I took this shot at Haneda Airport in Tokyo. The 787 has sold well with the Japanese carriers – my trip to Tokyo was on a JAL 787-8 and ANA was the launch operator – and with these two airlines competing strongly for the Japanese market, it seemed slightly appropriate that they should both be in this single shot.
There is some rationalization underway in the Japanese airline business at the moment. JAL and ANA are both taking control over smaller operations as a result of the difficulties that COVID has placed upon them. However, even before COVID reared its ugly head, JAL had created a new subsidiary. This is called Zipair. I recently read that it is due to start operations soon which surprised me because I thought I had seen its planes before. It turns out I saw one of their 787s as it was parked up at Narita when the flight I was on was taxiing in after landing. I guess that airframe hasn’t had much use yet.
Every once in a while, I am looking for something in the catalog of images and it takes me on a journey to look through some other images. That can result in a blog post that doesn’t have a story. This is one of those posts. I have a bunch of shots from Narita while waiting for my flights home and that includes a bunch of freighters. I like freighters since they are often operators that you don’t normally see and they break up the flow of the familiar airlines. Here are some of those from my visits.
I have put some previous posts together of Japanese trains from my travels. This is an update to that (although a very late update given that these were taken nearly a year ago!). I got to see some different trains while I was in Nagoya for the day and then there is the variety of trains that you get around the Tokyo area. There was also a small line that ran through the Kamakura area which we crossed paths with as we were walking to the beach from the giant Buddha statue that I wrote about in this post. A few more photos to amuse those of you that like different trains.
The viewing deck at Haneda is not a place I had gone to photograph wildlife. However, despite the usual concerns about birds and planes not mixing well, there were a lot of small birds that seemed to be hanging out on the roof of the terminal buildings. I imagine the number of visitors to the viewing decks means there will be crumbs of some sort for them to feed on. They were pretty close to the people but just the other side of the fencing. I guess they knew they were safe.
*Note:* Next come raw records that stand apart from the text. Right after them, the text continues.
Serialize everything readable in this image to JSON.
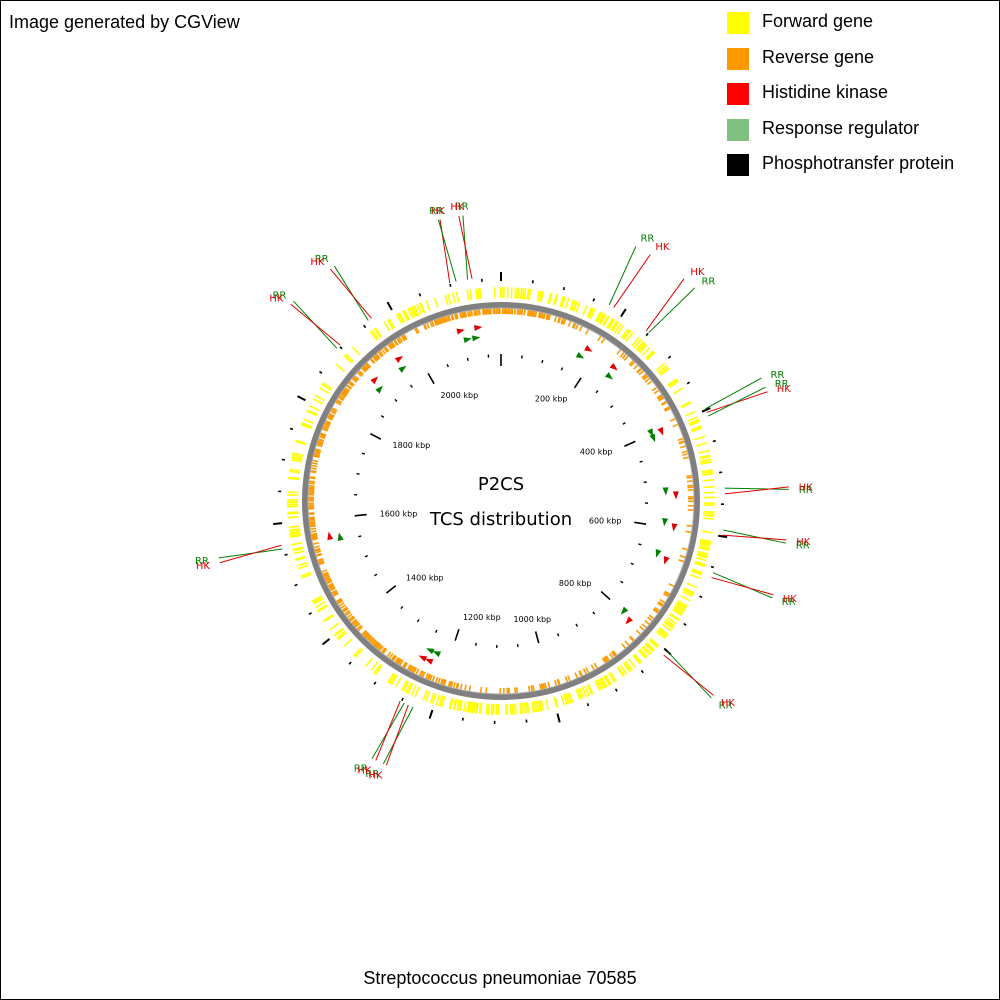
{
  "credit": "Image generated by CGView",
  "legend": [
    {
      "label": "Forward gene",
      "color": "#ffff00"
    },
    {
      "label": "Reverse gene",
      "color": "#ff9900"
    },
    {
      "label": "Histidine kinase",
      "color": "#ff0000"
    },
    {
      "label": "Response regulator",
      "color": "#7fbf7f"
    },
    {
      "label": "Phosphotransfer protein",
      "color": "#000000"
    }
  ],
  "center_title": {
    "line1": "P2CS",
    "line2": "TCS distribution"
  },
  "organism": "Streptococcus pneumoniae 70585",
  "map": {
    "genome_length_kbp": 2180,
    "ring_color": "#808080",
    "tick_labels": [
      {
        "kbp": 200,
        "text": "200 kbp"
      },
      {
        "kbp": 400,
        "text": "400 kbp"
      },
      {
        "kbp": 600,
        "text": "600 kbp"
      },
      {
        "kbp": 800,
        "text": "800 kbp"
      },
      {
        "kbp": 1000,
        "text": "1000 kbp"
      },
      {
        "kbp": 1200,
        "text": "1200 kbp"
      },
      {
        "kbp": 1400,
        "text": "1400 kbp"
      },
      {
        "kbp": 1600,
        "text": "1600 kbp"
      },
      {
        "kbp": 1800,
        "text": "1800 kbp"
      },
      {
        "kbp": 2000,
        "text": "2000 kbp"
      }
    ],
    "features": [
      {
        "kbp": 175,
        "type": "Response regulator",
        "label": "RR"
      },
      {
        "kbp": 183,
        "type": "Histidine kinase",
        "label": "HK"
      },
      {
        "kbp": 245,
        "type": "Histidine kinase",
        "label": "HK"
      },
      {
        "kbp": 250,
        "type": "Response regulator",
        "label": "RR"
      },
      {
        "kbp": 398,
        "type": "Response regulator",
        "label": "RR"
      },
      {
        "kbp": 404,
        "type": "Histidine kinase",
        "label": "HK"
      },
      {
        "kbp": 410,
        "type": "Response regulator",
        "label": "RR"
      },
      {
        "kbp": 525,
        "type": "Response regulator",
        "label": "RR"
      },
      {
        "kbp": 534,
        "type": "Histidine kinase",
        "label": "HK"
      },
      {
        "kbp": 590,
        "type": "Response regulator",
        "label": "RR"
      },
      {
        "kbp": 598,
        "type": "Histidine kinase",
        "label": "HK"
      },
      {
        "kbp": 658,
        "type": "Response regulator",
        "label": "RR"
      },
      {
        "kbp": 666,
        "type": "Histidine kinase",
        "label": "HK"
      },
      {
        "kbp": 800,
        "type": "Response regulator",
        "label": "RR"
      },
      {
        "kbp": 808,
        "type": "Histidine kinase",
        "label": "HK"
      },
      {
        "kbp": 1230,
        "type": "Response regulator",
        "label": "RR"
      },
      {
        "kbp": 1238,
        "type": "Histidine kinase",
        "label": "HK"
      },
      {
        "kbp": 1245,
        "type": "Response regulator",
        "label": "RR"
      },
      {
        "kbp": 1252,
        "type": "Histidine kinase",
        "label": "HK"
      },
      {
        "kbp": 1560,
        "type": "Response regulator",
        "label": "RR"
      },
      {
        "kbp": 1566,
        "type": "Histidine kinase",
        "label": "HK"
      },
      {
        "kbp": 1895,
        "type": "Response regulator",
        "label": "RR"
      },
      {
        "kbp": 1902,
        "type": "Histidine kinase",
        "label": "HK"
      },
      {
        "kbp": 1960,
        "type": "Response regulator",
        "label": "RR"
      },
      {
        "kbp": 1966,
        "type": "Histidine kinase",
        "label": "HK"
      },
      {
        "kbp": 2100,
        "type": "Histidine kinase",
        "label": "HK"
      },
      {
        "kbp": 2110,
        "type": "Response regulator",
        "label": "RR"
      },
      {
        "kbp": 2128,
        "type": "Response regulator",
        "label": "RR"
      },
      {
        "kbp": 2135,
        "type": "Histidine kinase",
        "label": "HK"
      }
    ]
  }
}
For those that haven’t visited Tokyo before (and maybe for some that have), the image of the city is a dense metropolitan space with high rise buildings and grand structures. There is also a lot of smaller building with offices and housing. However, the city is also pretty industrial. The bay has been a center for commerce for centuries and much heavy industry grew up along the waterfront and has continued to prosper. Haneda Airport is a short ride from Tokyo’s heart and is very convenient. It is also surrounded by industry. When in the terminal and looking across the airfield, you get a clear idea of the amount of industry so close to the city. This isn’t a one off either. Head south out of the city and you lots of similar industrial spaces.
I posted some shots of the jets at Haneda reversing thrust and throwing up a lot of spray in the process as a result of the rain that day. Stills can be good for showing off spray but the motion of the spray in the reverser flows is more apparent in video. Consequently, I shot a bunch of video that day. Only recently have I caught up with my video editing backlog courtesy of the ample time I have at home as a result of not being able to go out anywhere. Here is a sample of the airliner movements from that day.
Japan is one of the places where it is easy to find a Boeing 777-300. The 777-200 sold in good numbers and Boeing stretched the airframe to create the -300. It was not a big seller but was picked up in the Asian market where capacity was important but range was not such a concern. When Boeing launched the 777-300ER, they unlocked the range and payload capabilities that were in demand and it sold very well – usurping the 747 as the long range high capacity jet of choice.
The -300 has been retired from some of its original operators but Japan Air Lines still flies them. They are most easily identified by the original wingtip shape as opposed to the rake tip that the 300ER has. They also have the original engine choices as opposed to the GE-90 only 300ER. I saw some at Haneda and grabbed some shots. With the A350s joint the JAL fleet, I wonder whether the 777-300s will soon be heading to the yard.
Haneda is a busy hub for Japan Air Lines (JAL). While you visit, there will be a steady stream of JAL 737s coming and going so, another one arriving is no cause for interest. However, I realized that this particular jet did not actually say Japan Air Lines on the fuselage. Instead, it was marked Japan Transoceanic Air. I had never heard of this airline before. A little research shows that it is part owned by JAL – hence the use of the common livery – but there are other shareholders. Occasionally they will lend aircraft to JAL but they do operate to Haneda so I don’t know whether this was a JAL flight or one of their own. A new airline for me, though.
Around the world you can find plenty of parked Boeing 787s at the moment. Problems with the Rolls Royce Trent engines for this type mean that airlines have been pulling engines from various airframes in order to keep others flying. ANA uses Rolls engines on their fleet and I saw this aircraft being pulled around a taxiway at Haneda. Both engines were off making it look quite odd. It will certainly be a lot lighter than before but, somehow, I think that isn’t going to make it more efficient!